Tuesday, 2 March 2021

Planning in Scrum: planning and variance (1/2)

This article is one of two about Planning in Scrum

We humans really suck at planning. We can plan simple things pretty accurate: cleaning the house, food preparation, repetitive labor. Planning improves if we do the same or similar tasks often. We learn it by doing. But for the rest? Planning of anything that isn't simple is hard.

One of the things that surprises me is that we don't get taught planning in school. In high school teachers assume the students can plan, but it has never been taught in primary school. And it doesn't improve after high school either. There is a general assumption that everybody can plan, although we all know we can't.

Planning

Planning is about three things, the first one is time, the second one is breakdown and the third one is order. When we talk about time we want to know how much time we need to complete the work. We can guestimate that vacuuming the living room will take approximately half an hour. But we also know that there can be a slight variance in time. Which means that all time estimations should carry a variance with them. We should say: "vacuuming the living room will take me half an hour plus or minus five minutes or between 25 and 35 minutes". 

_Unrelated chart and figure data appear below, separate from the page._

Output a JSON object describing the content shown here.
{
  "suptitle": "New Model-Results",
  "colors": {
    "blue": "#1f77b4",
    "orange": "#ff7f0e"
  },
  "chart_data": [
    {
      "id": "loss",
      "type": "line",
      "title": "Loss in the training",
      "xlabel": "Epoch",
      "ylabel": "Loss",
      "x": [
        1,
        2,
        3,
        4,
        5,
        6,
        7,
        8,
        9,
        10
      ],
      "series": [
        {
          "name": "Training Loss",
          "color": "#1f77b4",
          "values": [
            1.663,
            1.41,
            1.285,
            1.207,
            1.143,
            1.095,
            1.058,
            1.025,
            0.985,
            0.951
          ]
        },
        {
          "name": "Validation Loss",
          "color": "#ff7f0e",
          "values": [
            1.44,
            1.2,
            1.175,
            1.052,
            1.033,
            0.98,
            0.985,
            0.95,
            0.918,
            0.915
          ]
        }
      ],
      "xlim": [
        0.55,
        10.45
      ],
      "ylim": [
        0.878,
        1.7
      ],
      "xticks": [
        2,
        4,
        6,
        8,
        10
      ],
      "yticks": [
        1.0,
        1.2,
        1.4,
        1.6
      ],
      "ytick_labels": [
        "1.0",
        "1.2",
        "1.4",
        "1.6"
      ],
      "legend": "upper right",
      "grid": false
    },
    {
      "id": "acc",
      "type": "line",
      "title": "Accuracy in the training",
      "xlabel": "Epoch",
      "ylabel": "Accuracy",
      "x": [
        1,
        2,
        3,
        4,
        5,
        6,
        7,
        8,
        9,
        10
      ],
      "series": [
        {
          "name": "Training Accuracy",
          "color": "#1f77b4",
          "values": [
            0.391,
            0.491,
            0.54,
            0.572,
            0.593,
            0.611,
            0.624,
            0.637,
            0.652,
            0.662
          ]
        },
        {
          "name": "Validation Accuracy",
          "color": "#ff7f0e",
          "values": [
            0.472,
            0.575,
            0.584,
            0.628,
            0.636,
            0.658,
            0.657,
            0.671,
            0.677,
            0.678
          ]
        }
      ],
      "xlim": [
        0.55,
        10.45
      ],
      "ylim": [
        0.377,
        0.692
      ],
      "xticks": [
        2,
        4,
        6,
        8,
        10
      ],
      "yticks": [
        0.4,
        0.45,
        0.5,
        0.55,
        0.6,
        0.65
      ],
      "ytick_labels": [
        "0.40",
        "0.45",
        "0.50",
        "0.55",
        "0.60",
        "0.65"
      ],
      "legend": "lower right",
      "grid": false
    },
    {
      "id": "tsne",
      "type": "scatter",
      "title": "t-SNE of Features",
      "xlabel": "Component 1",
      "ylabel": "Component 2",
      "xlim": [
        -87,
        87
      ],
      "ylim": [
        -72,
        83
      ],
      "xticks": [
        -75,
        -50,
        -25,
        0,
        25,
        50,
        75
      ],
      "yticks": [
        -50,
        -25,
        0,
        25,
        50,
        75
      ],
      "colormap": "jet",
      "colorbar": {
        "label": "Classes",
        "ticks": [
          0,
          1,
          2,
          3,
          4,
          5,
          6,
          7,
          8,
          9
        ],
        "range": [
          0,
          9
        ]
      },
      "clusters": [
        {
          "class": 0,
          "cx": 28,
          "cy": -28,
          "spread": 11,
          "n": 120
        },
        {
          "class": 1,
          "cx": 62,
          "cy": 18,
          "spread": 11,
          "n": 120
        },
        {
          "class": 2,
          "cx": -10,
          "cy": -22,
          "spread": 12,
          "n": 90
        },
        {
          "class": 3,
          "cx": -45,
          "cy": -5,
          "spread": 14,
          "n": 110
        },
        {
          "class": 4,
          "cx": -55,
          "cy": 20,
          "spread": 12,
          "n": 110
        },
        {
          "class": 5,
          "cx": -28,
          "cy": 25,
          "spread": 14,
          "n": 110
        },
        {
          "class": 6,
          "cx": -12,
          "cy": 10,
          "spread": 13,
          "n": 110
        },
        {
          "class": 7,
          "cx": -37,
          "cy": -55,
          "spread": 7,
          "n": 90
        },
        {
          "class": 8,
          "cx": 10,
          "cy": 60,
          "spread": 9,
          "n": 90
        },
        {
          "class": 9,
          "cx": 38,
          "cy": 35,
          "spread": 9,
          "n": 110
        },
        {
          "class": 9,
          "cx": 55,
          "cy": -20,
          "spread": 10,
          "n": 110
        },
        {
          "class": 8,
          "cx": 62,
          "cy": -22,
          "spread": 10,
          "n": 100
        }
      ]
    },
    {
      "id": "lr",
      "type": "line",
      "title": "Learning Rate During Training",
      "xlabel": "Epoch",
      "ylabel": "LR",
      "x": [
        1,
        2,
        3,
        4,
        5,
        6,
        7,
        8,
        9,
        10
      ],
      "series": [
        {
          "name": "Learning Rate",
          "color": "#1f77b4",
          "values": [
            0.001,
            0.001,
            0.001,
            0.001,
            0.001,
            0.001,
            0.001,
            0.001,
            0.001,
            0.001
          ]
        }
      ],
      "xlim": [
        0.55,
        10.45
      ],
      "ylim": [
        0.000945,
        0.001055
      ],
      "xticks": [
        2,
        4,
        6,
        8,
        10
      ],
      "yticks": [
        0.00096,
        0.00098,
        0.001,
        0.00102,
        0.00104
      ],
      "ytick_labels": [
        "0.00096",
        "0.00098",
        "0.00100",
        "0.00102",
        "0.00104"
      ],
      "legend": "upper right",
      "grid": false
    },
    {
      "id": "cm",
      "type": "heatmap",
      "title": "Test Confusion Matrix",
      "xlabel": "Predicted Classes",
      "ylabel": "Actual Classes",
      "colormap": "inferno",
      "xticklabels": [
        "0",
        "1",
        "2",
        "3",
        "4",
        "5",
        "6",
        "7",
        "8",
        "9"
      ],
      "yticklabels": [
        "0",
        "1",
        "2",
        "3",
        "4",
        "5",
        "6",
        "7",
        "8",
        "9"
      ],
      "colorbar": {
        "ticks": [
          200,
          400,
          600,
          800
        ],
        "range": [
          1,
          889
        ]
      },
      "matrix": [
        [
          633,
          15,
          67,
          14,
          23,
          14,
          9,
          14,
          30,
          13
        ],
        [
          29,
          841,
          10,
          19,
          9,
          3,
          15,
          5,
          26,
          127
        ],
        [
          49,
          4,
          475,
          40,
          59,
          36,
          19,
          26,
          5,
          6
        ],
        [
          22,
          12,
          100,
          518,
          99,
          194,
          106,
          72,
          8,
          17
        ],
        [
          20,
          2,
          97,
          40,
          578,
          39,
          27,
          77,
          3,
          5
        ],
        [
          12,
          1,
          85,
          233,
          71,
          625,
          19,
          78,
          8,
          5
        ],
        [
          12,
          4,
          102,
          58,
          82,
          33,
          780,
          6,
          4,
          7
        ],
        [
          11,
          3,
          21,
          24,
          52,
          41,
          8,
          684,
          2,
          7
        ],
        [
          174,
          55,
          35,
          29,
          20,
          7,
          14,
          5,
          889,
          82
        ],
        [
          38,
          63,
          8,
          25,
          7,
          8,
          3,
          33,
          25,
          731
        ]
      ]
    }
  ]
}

For bigger tasks we need to break them down in smaller task we can comprehend and plan. So if there is the task of vacuuming the entire house, we should break it up in vacuuming per room. Smaller tasks are easier to understand and guestimate. 

Last but not least we need to take into account that there is an order in doing things. Vacuuming the attic, then the basement and then the living room doesn't sounds like a practical order. We must reorder to optimize our work plan. All in all planning is more then just a time estimate and even that is worthless without knowing the variance.

Variance

Variance is the deviation from the norm. So if we plan an hour and it can be either five minutes shorter or longer, the variance is five minutes. All estimation should have a variance to predict minimum and maximum time needed. The time we need is only known in hindsight, but should be somewhere between min and max. The larger the estimation, the larger the variance. The ratio between estimation and variance is not linear. It is more exponential. This means that the bigger the job, the bigger the variance can be. And the variance will grow more compared to the increase in time. Which enforces the need to breakdown work.

Conclusion

Planning is hard to master, it takes three ingredients: time, breakdown and order. And when talking about time, always mention the variance.